FlatVPR: Plug-and-play Geo-linear Residual Adapter for Geometric Rectification of Foundation Model Feature Manifolds
Title: FlatVPR: A Plug-and-Play Geo-linear Residual Adapter for Geometric Rectification of Foundation Model Feature Manifolds
Abstract: This study introduces "FlatVPR," an innovative approach to geometric rectification designed to resolve the tension between maintaining lightweight mapping and achieving high localization accuracy in visual place recognition (VPR). The core of this paradigm involves structuring feature manifolds such that any descriptor located between two neighboring anchors, $\mathbf{z}A$ and $\mathbf{z}_B$, can be precisely reconstructed through linear interpolation. This process is defined by the equation $\hat{\mathbf{z}}{pseudo} = (1-t)\mathbf{z}_A + t\mathbf{z}_B$, where the parameter $t \in [0,1]$ signifies the relative position. Although leading foundation models like DINOv2-ViT-S/14 yield robust semantic features, their latent manifolds suffer from significant curvature. This characteristic causes uniform linear movement in the physical world to map onto complex, non-linear paths within the feature space, making accurate reconstruction difficult when anchor points are sparse.

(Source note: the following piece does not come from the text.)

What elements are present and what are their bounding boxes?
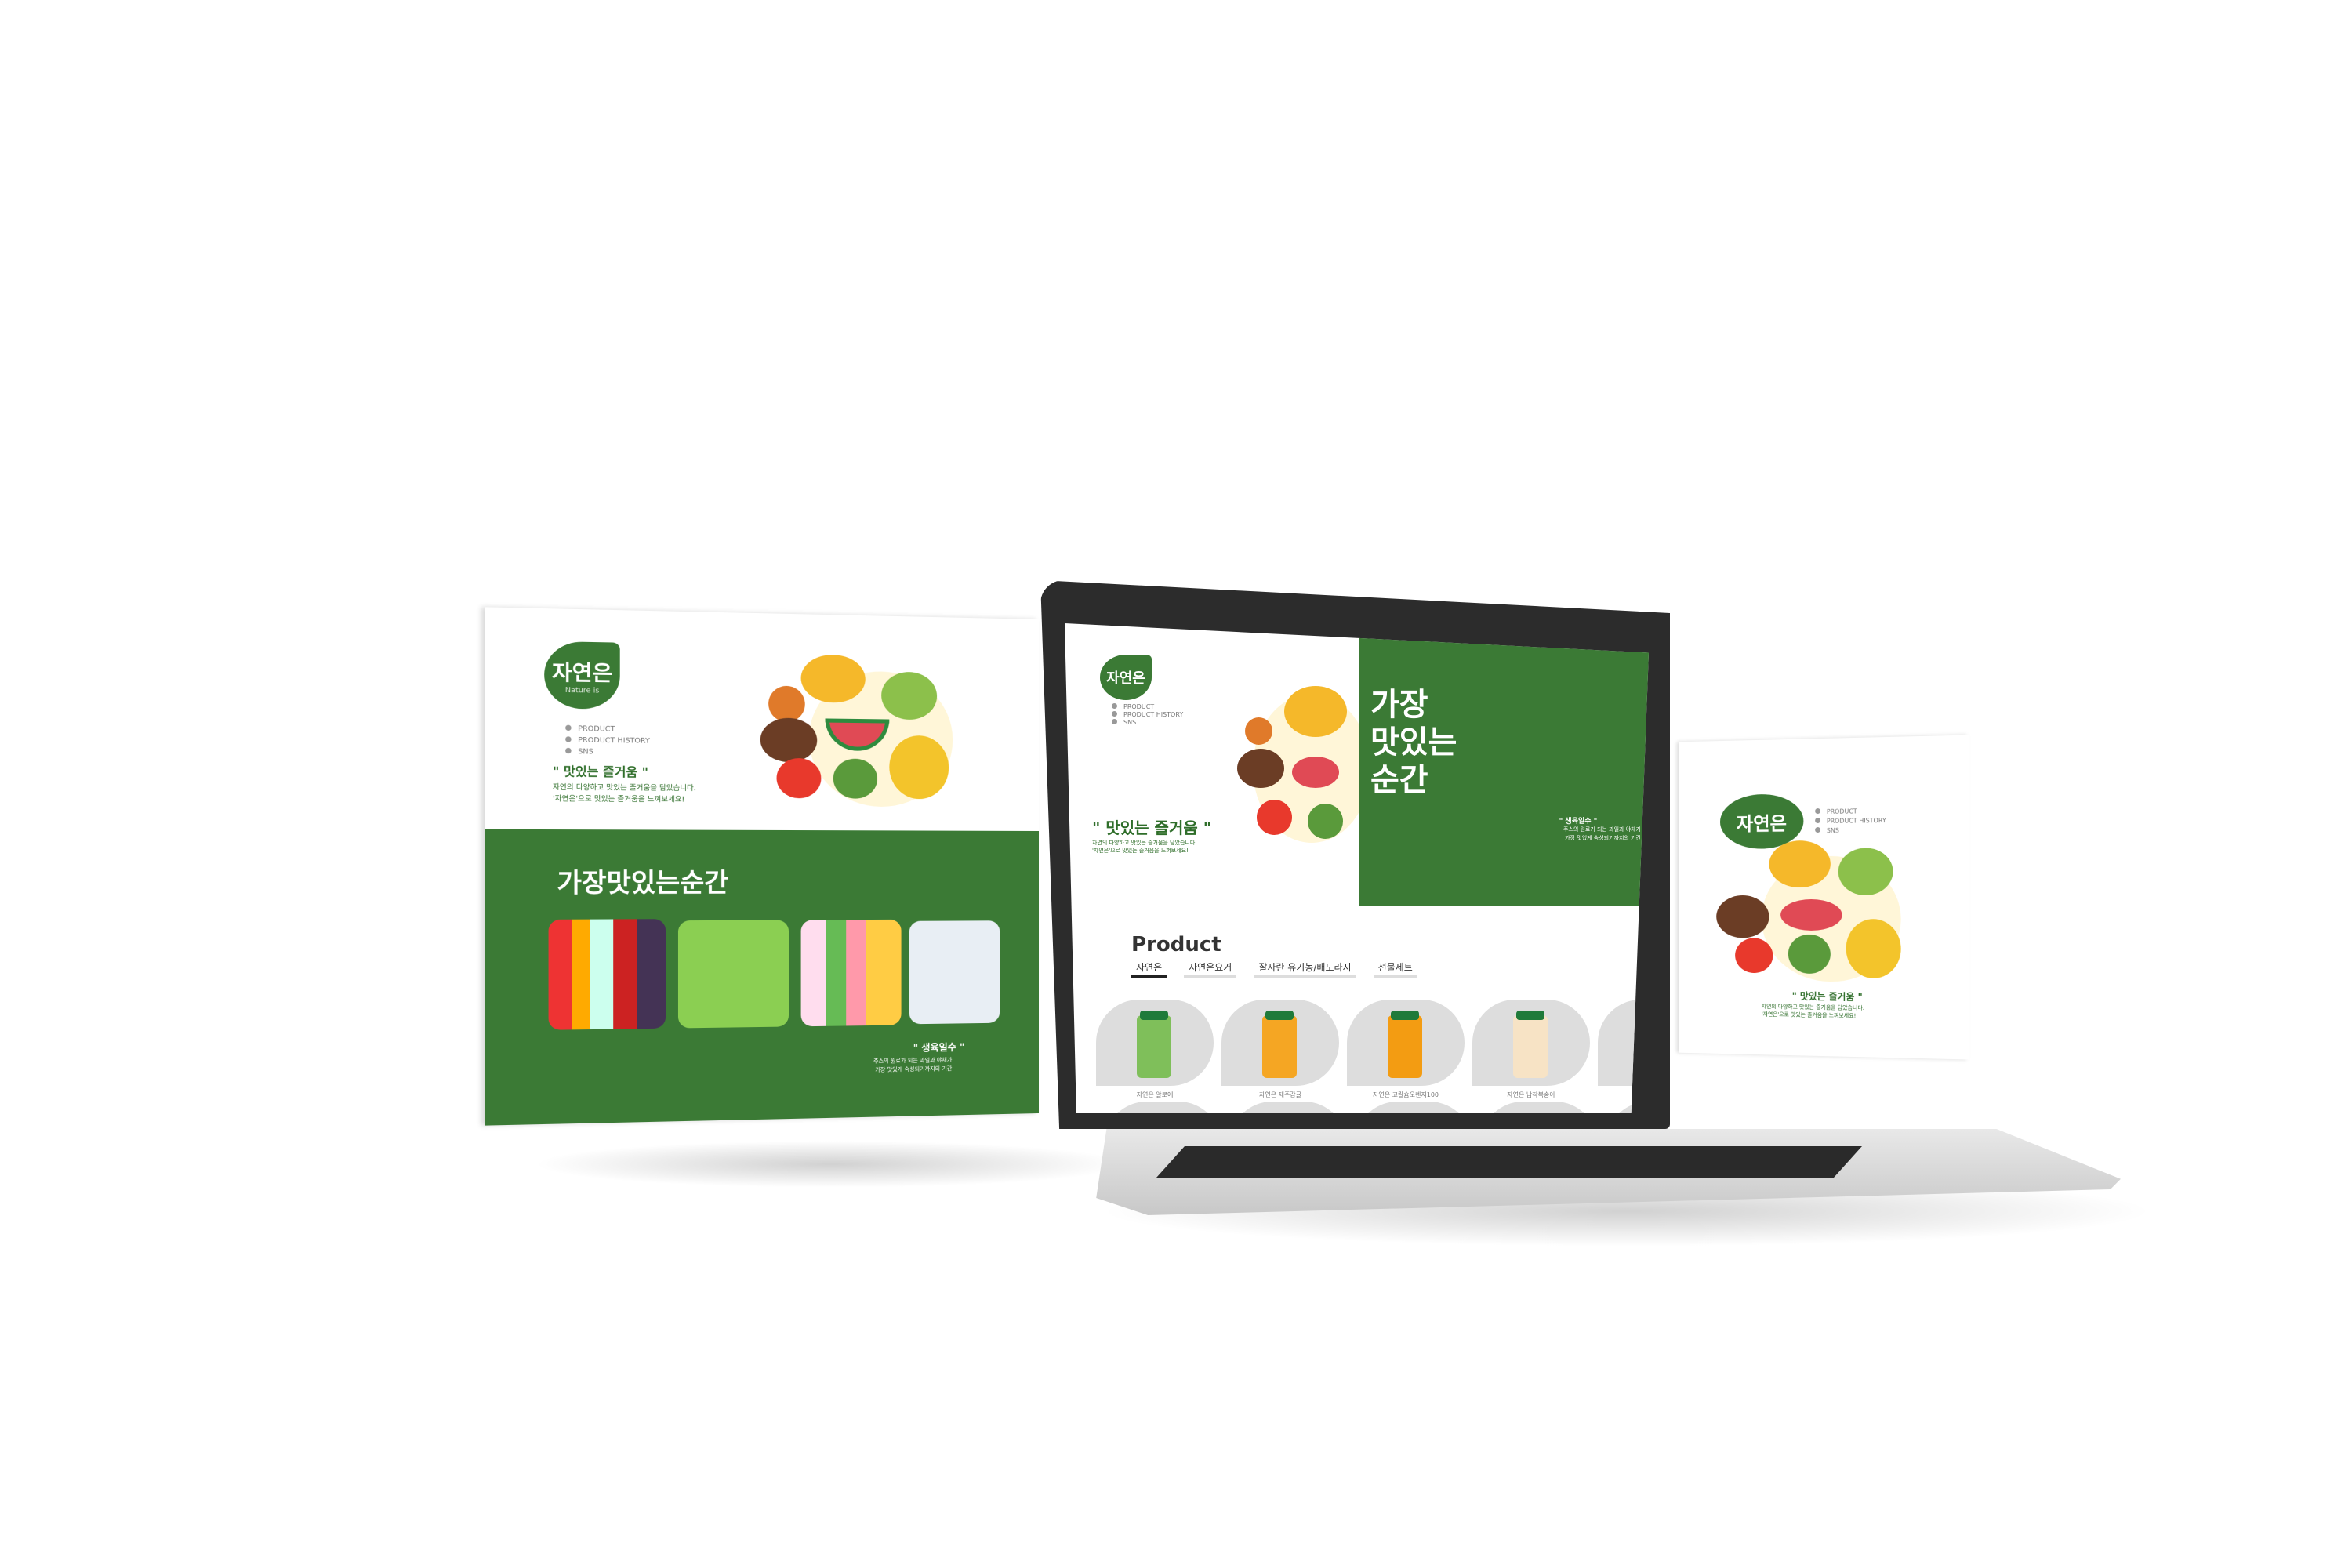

To facilitate this interpolation-based reconstruction, we apply a residual transformation, $\hat{\mathbf{z}} = \mathbf{z} + \text{Res}(\mathbf{z})$, to the raw foundation features $\mathbf{z}$, utilizing $\text{Res}(\cdot)$ as a learnable adapter. We employ a mathematically derived Pullback Flatness Loss to explicitly reduce manifold curvature. This loss function minimizes the deviation of intermediate features from the straight line segment linking adjacent anchors, effectively reducing the manifold's intrinsic curvature. By flattening the spatial representation, we frame map construction within an Expectation-Maximization (EM) framework. This approach separates the process into a continuous M-step for adapting the manifold and a conceptual E-step that provides guidelines for selecting optimal anchors. Testing on the NCLT dataset reveals that our adapter yields substantial performance gains, even in scenarios characterized by extreme seasonal variations and very sparse anchor intervals of 100 meters.